Currently Reading: Al Capone Does my Shirts, by Gennifer Choldenko
Today is Exciting Because: Trader Joe's opens in Charlottesville!!!
Here is one thing I love about teaching middle school: they do all the same things I did in middle school. I mean, the doodles, the funny sayings, the jokes.
You know that bubble-letter 'S' that looks like this?
They still draw that.
You know that thing where you write T-H-I-S across your fingers and draw a bug on your palm and say the "
This is Buggy. Buggy says "Hi"..." rhyme? They still do that.
Then there's the boy who likes to say "You dropped your pocket!" and laugh hysterically when you look down (I only fell for it the first of the 48392 times I heard this), and the girls who put exclamation marks after everything, even their names on the tops of worksheets. Seriously, it's like these things lurk in middle school hallways, just waiting for the next group of kids to attach themselves to.

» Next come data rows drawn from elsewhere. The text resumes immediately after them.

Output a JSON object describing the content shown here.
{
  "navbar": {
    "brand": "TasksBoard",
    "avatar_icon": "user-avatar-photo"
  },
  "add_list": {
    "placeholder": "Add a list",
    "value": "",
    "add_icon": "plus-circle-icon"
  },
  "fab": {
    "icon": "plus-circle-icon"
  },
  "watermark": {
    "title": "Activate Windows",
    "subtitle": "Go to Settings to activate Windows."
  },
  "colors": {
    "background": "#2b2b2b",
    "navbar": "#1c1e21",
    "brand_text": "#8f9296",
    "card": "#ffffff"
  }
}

But what else is funny is what happens when you give middle schoolers technology: you get to see typical middle school obsessions and behaviors unfolding in new ways. At my school, every student gets a Netbook, and one of my student has a background that rotates through pictures of One Direction. A lot of my students have iPhone or iTouches, and one kid showed me an app yesterday where you take a video of someone, and then you can add an effect where they are blown up or, in this case, a giant boulder drops on their heard. (It was actually pretty amusing.)
The moral of the story, then, is this: 11-year-olds will be 11-year-olds. And I get to be entertained by it every day.